The strongest argument for banning breeds is that certain breeds (i.e., pit bulls and Rottweilers) have been bred so relentlessly to fight that, even in the hands of responsible owners, they’re instinctively prone to dangerous behavior. Professor Alan Beck, head of the Center for the Human-Animal Bond at Purdue University, explained in an interview, “Are dogs that spontaneously herd, point, or dig genetically predetermined to exhibit their behavior? Yes. The behaviors that facilitate fighting, including not needing a provocation, are also genetically predetermined.” Nature, in Beck’s assessment (and many others’), cannot be overcome by nurture. Thus, the breeds should be discontinued.
Those with more faith in nurture, however, oppose breed bans and, in some cases, all BSL as well. The Humane Society of the United States (HSUS) rejects breed bans (but supports the forced spaying and neutering of pit bulls) on the grounds that, in President Wayne Pacelle‘s words, it’s unfair to owners who care for “well-socialized, well-behaved pit bulls.”? From another angle, but clearly supporting the nurture argument, Malcolm Gladwell wrote in a 2006 New Yorker piece that, “The dogs that bite people are, in many cases, socially isolated because their owners are socially isolated, and they are vicious because they have owners who want a vicious dog.” In other words, as opponents of breed bans are quick to insist, “there’s no such thing as a bad dog, just a bad owner.”

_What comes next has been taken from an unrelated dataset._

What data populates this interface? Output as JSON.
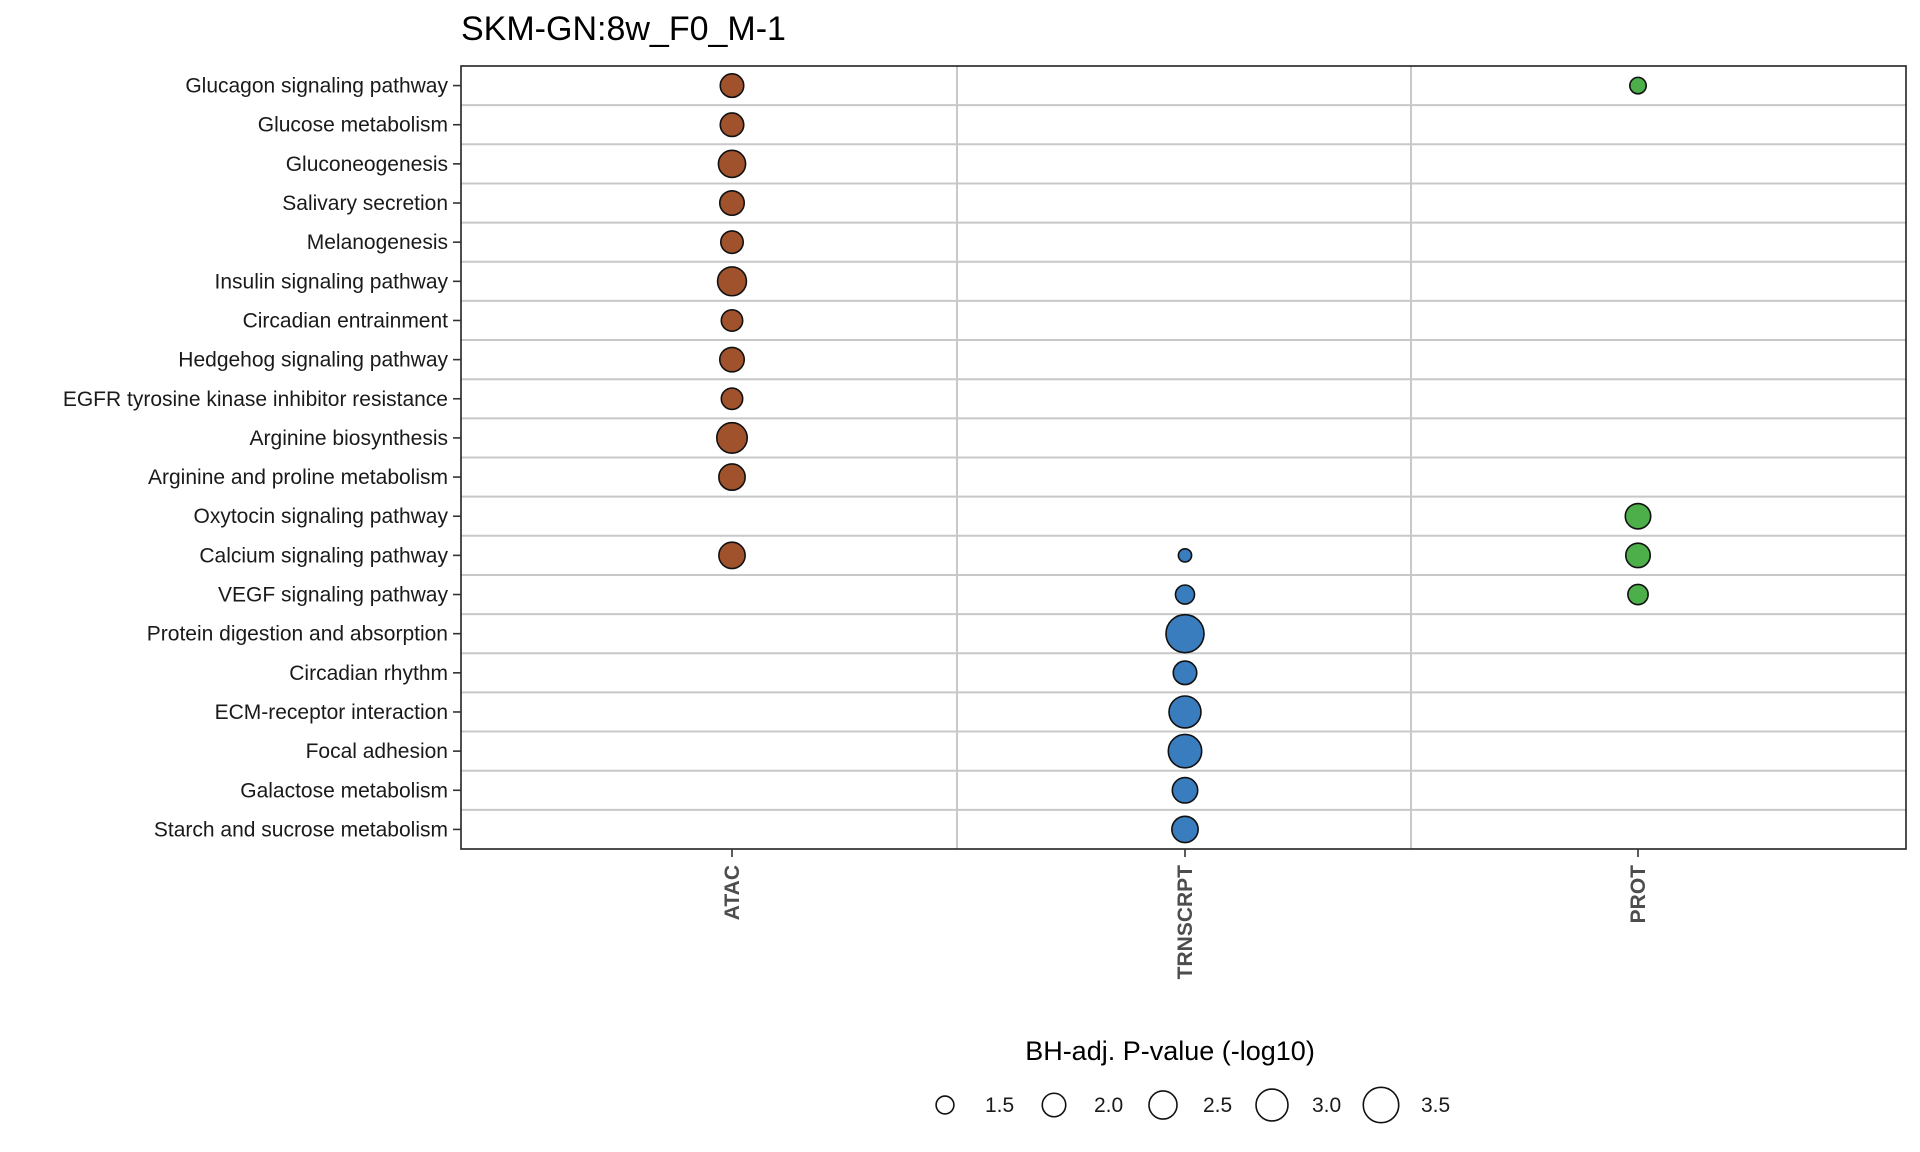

This last comment, though, strikes me as deeply flawed.? I’ve personally cared for four companion mutts in my adult life and, while three of them have been remarkably sweet pets, one (a pit bull mix named Le Roy) was something of a hell hound. No amount of training or socialization helped him in the least. Le Roy was genetically hardwired to be anxious, aggressive and defensive. Not only did he get me sued, but he nipped several friends and family members. Mercifully, he died of cancer at the age of six.? But when he did so, I found myself, despite the havoc he wreaked in my life, heartbroken. (On the very few occasions that he did manage to behave, he became “Le Roi,” and seemed momentarily proud to be thusly called.)

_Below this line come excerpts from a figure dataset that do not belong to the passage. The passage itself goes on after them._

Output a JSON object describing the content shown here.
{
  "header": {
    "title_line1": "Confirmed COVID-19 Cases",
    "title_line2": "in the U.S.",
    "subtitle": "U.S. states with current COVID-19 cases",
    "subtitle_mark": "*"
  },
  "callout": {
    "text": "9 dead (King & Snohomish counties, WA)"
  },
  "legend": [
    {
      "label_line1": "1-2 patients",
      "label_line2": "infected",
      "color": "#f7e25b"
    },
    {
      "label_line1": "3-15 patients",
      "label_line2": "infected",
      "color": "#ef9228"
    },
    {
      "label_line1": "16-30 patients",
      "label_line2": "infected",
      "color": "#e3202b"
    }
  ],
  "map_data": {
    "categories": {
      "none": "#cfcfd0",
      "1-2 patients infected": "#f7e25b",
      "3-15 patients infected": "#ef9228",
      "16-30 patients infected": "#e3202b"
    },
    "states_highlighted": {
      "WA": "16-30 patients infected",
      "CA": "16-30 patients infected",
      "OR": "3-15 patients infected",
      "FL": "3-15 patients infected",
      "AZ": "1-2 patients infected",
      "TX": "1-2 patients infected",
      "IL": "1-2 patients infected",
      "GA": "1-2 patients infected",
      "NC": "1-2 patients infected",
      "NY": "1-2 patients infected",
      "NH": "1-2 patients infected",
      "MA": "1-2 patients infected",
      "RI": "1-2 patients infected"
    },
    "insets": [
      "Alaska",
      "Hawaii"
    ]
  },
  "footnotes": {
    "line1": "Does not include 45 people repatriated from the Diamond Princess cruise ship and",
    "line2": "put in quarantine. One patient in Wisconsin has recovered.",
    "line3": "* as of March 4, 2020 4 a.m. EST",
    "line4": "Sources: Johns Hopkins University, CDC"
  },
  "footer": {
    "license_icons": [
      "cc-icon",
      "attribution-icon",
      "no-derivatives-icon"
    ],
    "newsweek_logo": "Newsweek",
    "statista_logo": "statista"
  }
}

Every time I think about Le Roy, I feel sorry for him. I feel this way because, deep down, I know he wasn’t in the least bit responsible for his erratic predilections to canine violence. And it is for this reason — the fact that dogs are to such a large extent a “human concoction” — that I think getting rid of an entire breed is fundamentally unfair to the individual dogs within that breed, many of whom defy their genetics to become wonderful companion animals. It’s not their fault that we’ve bred to them to fight.? It isn’t their fault that humans, for whatever ignoble reason, have rendered them inclined to lash out in order to satisfy our perverse notions of entertainment and safety.
That said, we’ve done what we’ve done. Perhaps the best compromise solution is therefore to seek a middle ground between dangerous dog legislation and breed bans.? Perhaps Ohio was on the right track when it stipulated high insurance policies and caging requirements. Maybe if, in addition to these measures, we required certain breeds to be muzzled in public (or when in the presence of children), banned certain kinds of people (convicted felons, owners of dogs with a history of biting, etc.) from owning dangerous breeds, and banned certain breeds from highly dense urban settings, we’d take a small bite out of this big problem.